If I should die this very moment,
I wouldn't fear.
For I've never known completeness like being here.
Wrapped in the warmth of you,
Loving . . . .
Every breath of you.


In a sudden rage, she picked up the powders on her vanity and hurled them at the sofa. They did not shatter, but instead scattered the soft red over the creamy satin. Still furious, she continued to throw things-- kohl, lip rouge, cold cream. She gathered up the perfume bottles, hating the soft clink of glass in her arms, and poured them out on the rich fabric. The soft, pampered existence of the whore. The liquid mingled with the makeup as she threw her jewelry into the mix, sending rivulets of blood-red down the sides of the sofa and onto her clean diamonds.

It wasn't fair! Her heart cried along with the silent twist of her lips. Her life had been stolen away from her from the price of a few francs, the same as a cheap whore and a warm bed at the Moulin. She'd lost any chance for life and love that her soul had ever owned. And for what? A chance to throw valuables silently at a beautiful piece of furniture, too afraid of talk if she was heard?

Why live life from dream to dream?
And dread the day when dreaming. . .

Satine slid to the floor, her back against the cold wall, and wept. The sobs blinded her, threatened to choke her breath, and she covered her face with her hands, trying to escape into a place where no one could own her.

she moaned softly, the noise guttural, from the base of her throat. She whimpered, and clutched the silk of her dressing gown, brutally tearing it with her fingernails. She cried again, harder and deeper, until no more words were possible, until her entire body was caught up in the act of mourning.
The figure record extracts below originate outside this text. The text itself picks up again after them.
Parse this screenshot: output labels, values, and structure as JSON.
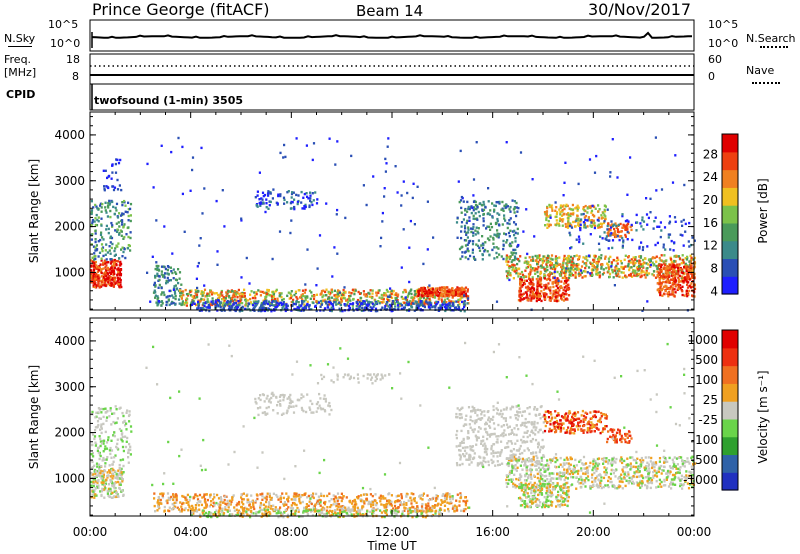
{
  "header": {
    "station": "Prince George (fitACF)",
    "beam": "Beam 14",
    "date": "30/Nov/2017"
  },
  "noise_panel": {
    "left_label": "N.Sky",
    "left_ticks": [
      "10^5",
      "10^0"
    ],
    "right_ticks": [
      "10^5",
      "10^0"
    ],
    "right_label": "N.Search"
  },
  "freq_panel": {
    "left_label_1": "Freq.",
    "left_label_2": "[MHz]",
    "left_ticks": [
      "18",
      "8"
    ],
    "right_ticks": [
      "60",
      "0"
    ],
    "right_label": "Nave"
  },
  "cpid": {
    "label": "CPID",
    "value": "twofsound (1-min) 3505"
  },
  "chart_data": [
    {
      "type": "heatmap",
      "title": "",
      "xlabel": "",
      "ylabel": "Slant Range [km]",
      "ylim": [
        180,
        4500
      ],
      "y_ticks": [
        "1000",
        "2000",
        "3000",
        "4000"
      ],
      "x_ticks": [
        "00:00",
        "04:00",
        "08:00",
        "12:00",
        "16:00",
        "20:00",
        "00:00"
      ],
      "colorbar_label": "Power [dB]",
      "colorbar_ticks": [
        "28",
        "24",
        "20",
        "16",
        "12",
        "8",
        "4"
      ],
      "colors": [
        "#1f1fff",
        "#2a4fb5",
        "#3b8a8a",
        "#4a9a5a",
        "#7cc24a",
        "#f0c020",
        "#f08020",
        "#ee4010",
        "#e00000"
      ]
    },
    {
      "type": "heatmap",
      "title": "",
      "xlabel": "Time UT",
      "ylabel": "Slant Range [km]",
      "ylim": [
        180,
        4500
      ],
      "y_ticks": [
        "1000",
        "2000",
        "3000",
        "4000"
      ],
      "x_ticks": [
        "00:00",
        "04:00",
        "08:00",
        "12:00",
        "16:00",
        "20:00",
        "00:00"
      ],
      "colorbar_label": "Velocity [m s⁻¹]",
      "colorbar_ticks": [
        "1000",
        "500",
        "100",
        "25",
        "-25",
        "-100",
        "-500",
        "-1000"
      ],
      "colors": [
        "#2030c0",
        "#2f62a8",
        "#2fa02f",
        "#6ad44a",
        "#c8c8c0",
        "#f0a020",
        "#f07020",
        "#ee3010",
        "#e00000"
      ]
    }
  ]
}
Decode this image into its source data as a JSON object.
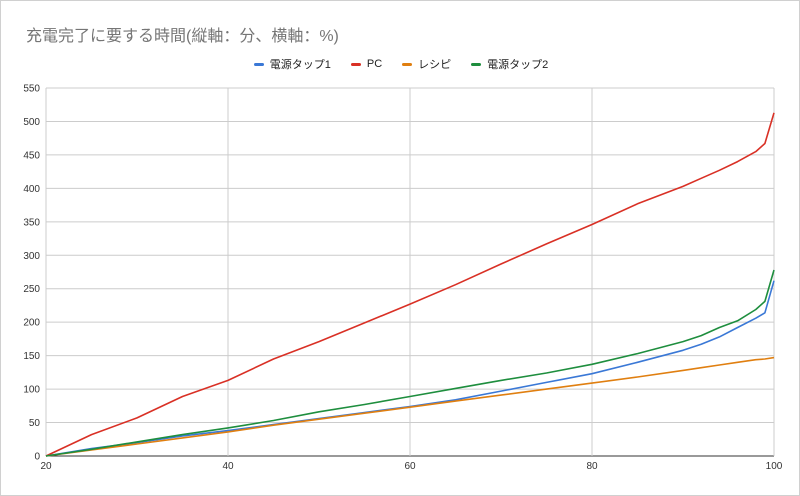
{
  "chart_data": {
    "type": "line",
    "title": "充電完了に要する時間(縦軸：分、横軸：%)",
    "xlabel": "",
    "ylabel": "",
    "xlim": [
      20,
      100
    ],
    "ylim": [
      0,
      550
    ],
    "x_ticks": [
      20,
      40,
      60,
      80,
      100
    ],
    "y_ticks": [
      0,
      50,
      100,
      150,
      200,
      250,
      300,
      350,
      400,
      450,
      500,
      550
    ],
    "grid": true,
    "legend_position": "top",
    "x": [
      20,
      25,
      30,
      35,
      40,
      45,
      50,
      55,
      60,
      65,
      70,
      75,
      80,
      85,
      90,
      92,
      94,
      96,
      98,
      99,
      100
    ],
    "series": [
      {
        "name": "電源タップ1",
        "color": "#3a78d6",
        "values": [
          0,
          11,
          20,
          30,
          38,
          47,
          56,
          65,
          74,
          84,
          97,
          110,
          123,
          140,
          158,
          167,
          178,
          192,
          206,
          214,
          262
        ]
      },
      {
        "name": "PC",
        "color": "#d93025",
        "values": [
          0,
          32,
          57,
          89,
          113,
          145,
          171,
          199,
          227,
          256,
          287,
          317,
          346,
          377,
          403,
          415,
          427,
          440,
          455,
          467,
          513
        ]
      },
      {
        "name": "レシピ",
        "color": "#e07f10",
        "values": [
          0,
          9,
          18,
          27,
          36,
          46,
          55,
          64,
          73,
          82,
          91,
          100,
          109,
          118,
          128,
          132,
          136,
          140,
          144,
          145,
          147
        ]
      },
      {
        "name": "電源タップ2",
        "color": "#1e8e3e",
        "values": [
          0,
          10,
          21,
          32,
          42,
          53,
          66,
          77,
          89,
          101,
          113,
          124,
          137,
          153,
          171,
          180,
          192,
          202,
          219,
          231,
          278
        ]
      }
    ]
  }
}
Clara awoke from her little room off of Satine's, and pressed her hands to her mouth as she heard the broken sounds of tears from her mistress's room. Trying to ignore the sounds of utter helplessness, she stood and walked to her small window. She was slightly surprised by what she saw there-- a handsome young man, with a basket in his hand and a worried expression on his face. He glanced up again, towards her room-- or Miss Satine's, Clara realized abruptly-- and closed his eyes. The expression of puzzled heartbreak burned itself across her mind, and she bit back a sob of her own as the sounds from Miss Satine's room subsided and the man walked on.